Two in three Americans believe that the adult use of cannabis ought to be legal, according to nationwide polls compiled this year by Gallup, Pew, and the Public Religion Research Institute. The percentage is among the highest levels of support ever reported in national surveys and represents a dramatic shift in public opinion since the mid-1990s, when only 25 percent of the public endorsed ending marijuana prohibition.
Lawmakers in the nation's sixth largest state passed legislation this summer legalizing the commercial production and retail sale of marijuana to adults. Illinoi is the eleventh state to legalize adult-use marijuana possession and it is the first jurisdiction to enact comprehensive regulations governing cannabis sales by a legislative vote (rather than via a voter-initiated ballot measure).
More than a dozen states – including Illinois, New Jersey, New York, and Washington – passed legislation in 2019 explicitly facilitating the expungement of marijuana-related criminal convictions. The newly enacted laws in Illinois and New York are anticipated to result in the automatic expungement of over one million cannabis convictions.
Three states – Hawaii, New Mexico, and North Dakota – enacted laws in 2019 significantly reducing penalties for minor marijuana possession offenses while two additional states – Delaware and New York – passed laws expanding their existing decriminalization policies. Twenty five states and the District of Columbia have either legalized or decriminalized the adult possession and use of marijuana.
The enactment of statewide laws regulating the use of cannabis by adults is associated with declines in self-reported marijuana use by adolescents, according to data published in JAMA Pediatrics in July. Investigators reported that states with "recreational marijuana laws were associated with an eight percent decrease in the odds of marijuana use and a nine percent decrease in the odds of frequent marijuana use." By contrast, states with medical cannabis laws only were not associated with any statistical changes in youth use. Authors concluded: "Consistent with the results of previous researchers, there was no evidence that the legalization of medical marijuana encourages marijuana use among youth."

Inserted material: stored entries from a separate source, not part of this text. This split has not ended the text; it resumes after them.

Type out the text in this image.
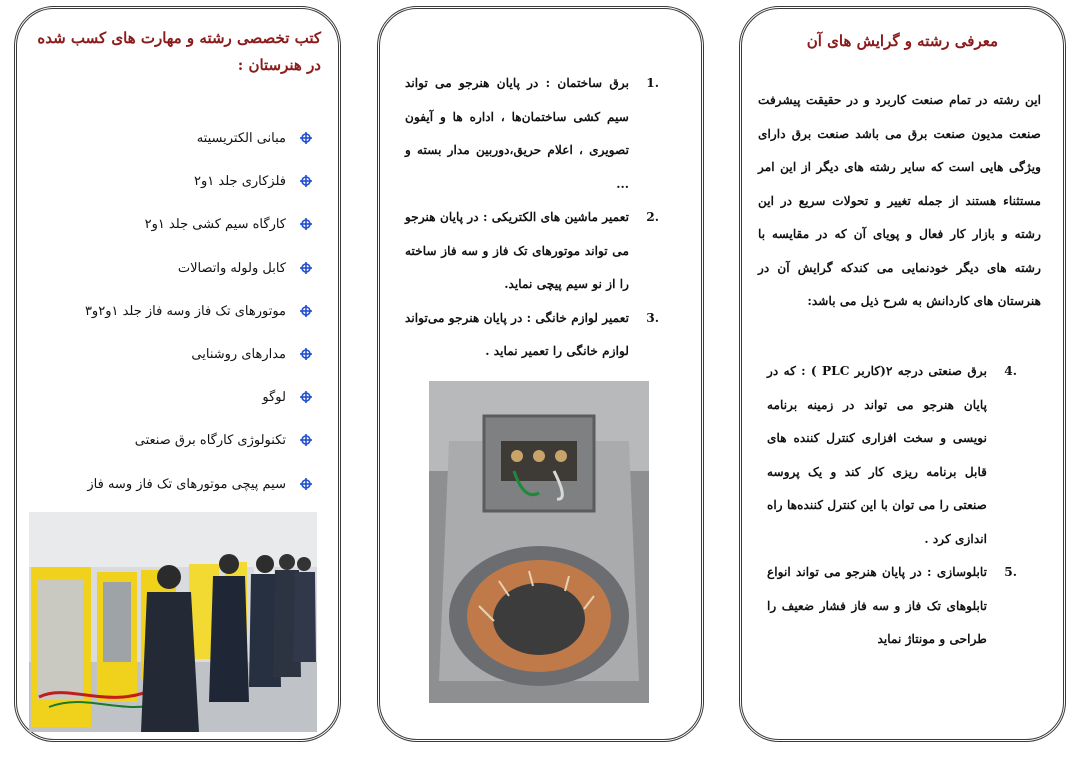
کتب تخصصی رشته و مهارت های کسب شده در هنرستان :
مبانی الکتریسیته
فلزکاری جلد ۱و۲
کارگاه سیم کشی جلد ۱و۲
کابل ولوله واتصالات
موتورهای تک فاز وسه فاز جلد ۱و۲و۳
مدارهای روشنایی
لوگو
تکنولوژی کارگاه برق صنعتی
سیم پیچی موتورهای تک فاز وسه فاز
.1
برق ساختمان : در پایان هنرجو می تواند سیم کشی ساختمان‌ها ، اداره ها و آیفون تصویری ، اعلام حریق،دوربین مدار بسته و ...
.2
تعمیر ماشین های الکتریکی : در پایان هنرجو می تواند موتورهای تک فاز و سه فاز ساخته را از نو سیم پیچی نماید.
.3
تعمیر لوازم خانگی : در پایان هنرجو می‌تواند لوازم خانگی را تعمیر نماید .
معرفی رشته و گرایش های آن
این رشته در تمام صنعت کاربرد و در حقیقت پیشرفت صنعت مدیون صنعت برق می باشد صنعت برق دارای ویژگی هایی است که سایر رشته های دیگر از این امر مستثناء هستند از جمله تغییر و تحولات سریع در این رشته و بازار کار فعال و پویای آن که در مقایسه با رشته های دیگر خودنمایی می کندکه گرایش آن در هنرستان های کاردانش به شرح ذیل می باشد:
.4
برق صنعتی درجه ۲(کاربر PLC ) : که در پایان هنرجو می تواند در زمینه برنامه نویسی و سخت افزاری کنترل کننده های قابل برنامه ریزی کار کند و یک پروسه صنعتی را می توان با این کنترل کننده‌ها راه اندازی کرد .
.5
تابلوسازی : در پایان هنرجو می تواند انواع تابلوهای تک فاز و سه فاز فشار ضعیف را طراحی و مونتاژ نماید
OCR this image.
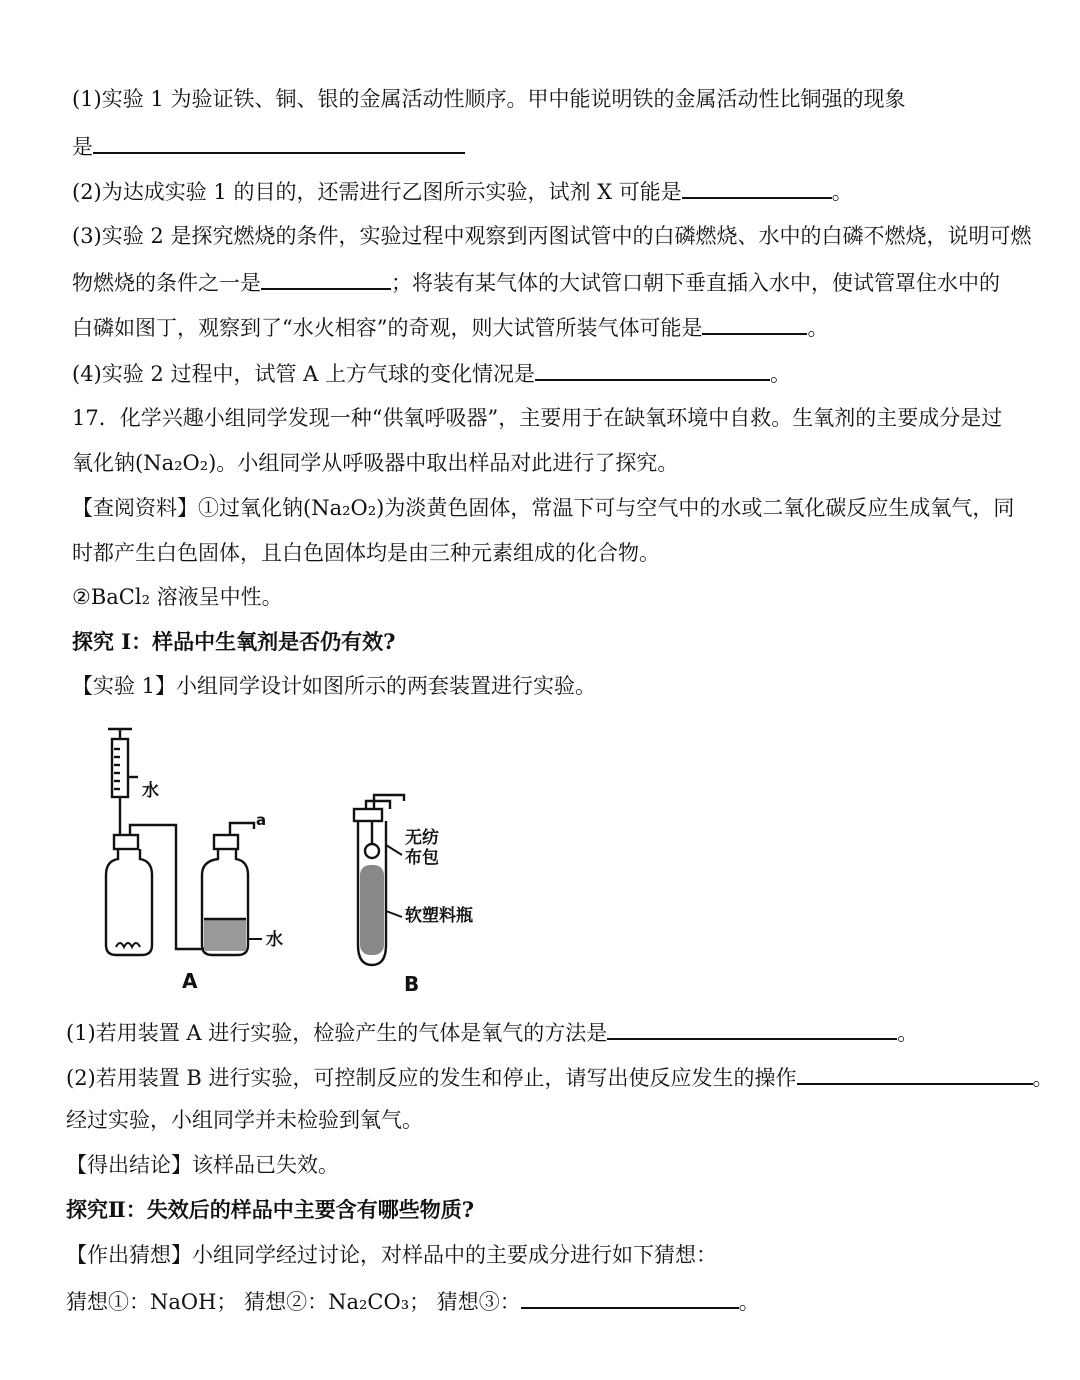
(1)实验 1 为验证铁、铜、银的金属活动性顺序。甲中能说明铁的金属活动性比铜强的现象
是
(2)为达成实验 1 的目的，还需进行乙图所示实验，试剂 X 可能是	。
(3)实验 2 是探究燃烧的条件，实验过程中观察到丙图试管中的白磷燃烧、水中的白磷不燃烧，说明可燃
物燃烧的条件之一是	；将装有某气体的大试管口朝下垂直插入水中，使试管罩住水中的
白磷如图丁，观察到了“水火相容”的奇观，则大试管所装气体可能是	。
(4)实验 2 过程中，试管 A 上方气球的变化情况是	。
17．化学兴趣小组同学发现一种“供氧呼吸器”，主要用于在缺氧环境中自救。生氧剂的主要成分是过
氧化钠(Na₂O₂)。小组同学从呼吸器中取出样品对此进行了探究。
【查阅资料】①过氧化钠(Na₂O₂)为淡黄色固体，常温下可与空气中的水或二氧化碳反应生成氧气，同
时都产生白色固体，且白色固体均是由三种元素组成的化合物。
②BaCl₂ 溶液呈中性。
探究 I：样品中生氧剂是否仍有效?
【实验 1】小组同学设计如图所示的两套装置进行实验。
水
a
水
无纺
布包
软塑料瓶
A	B
(1)若用装置 A 进行实验，检验产生的气体是氧气的方法是	。
(2)若用装置 B 进行实验，可控制反应的发生和停止，请写出使反应发生的操作	。
经过实验，小组同学并未检验到氧气。
【得出结论】该样品已失效。
探究Ⅱ：失效后的样品中主要含有哪些物质?
【作出猜想】小组同学经过讨论，对样品中的主要成分进行如下猜想：
猜想①：NaOH； 猜想②：Na₂CO₃； 猜想③：	。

Prosecutors in a number of cities and counties – including Baltimore (MD), St. Louis (MO), Norfolk (VA) – announced their intentions this year to stop prosecuting minor marijuana offenses. Prosecutors said that halting prosecutions will both cut judicial costs and address racial disparities in policing.
Third-party lab testing of commercially available, over-the-counter CBD products typically identifies lower percentages of cannabidiol than advertised. Dozens of reports released this year – such as those here, here and here – identified levels of CBD that were inconsistent with those that were advertised on the products' label. Other studies have identified the presence of THC, heavy metals, and synthetic cannabinoids in some commercially marketed CBD products. Currently, the US Food and Drug Administration provides no regulatory oversight for commercially available CBD products. In May, NORML provided written testimony to the FDA urging the agency to move expeditiously to provide regulatory guidelines governing CBD-infused products, including best practices for their manufacturing, standardization, and purity.
Representatives from the US Centers for Disease Control in November publicly identified vitamin E acetate (oil) as a "very strong culprit of concern" in EVALI (e-cigarette or vaping product use-associated lung injury).The oil, which is purportedly used as a thickening agent, has been identified primarily in unregulated, e-liquid THC vaping products. To date, some 2,300 Americans have been hospitalized as a result of EVALI. The CDC has not yet ruled out the possibility that other agents may also be involved in the outbreak.
The United States Department of Agriculture issued interim rules in October governing the licensed, commercial cultivation of industrial hemp. Congress codified a legal distinction between marijuana and hemp in 2018 with the passage of the Agriculture Improvement Act of 2018.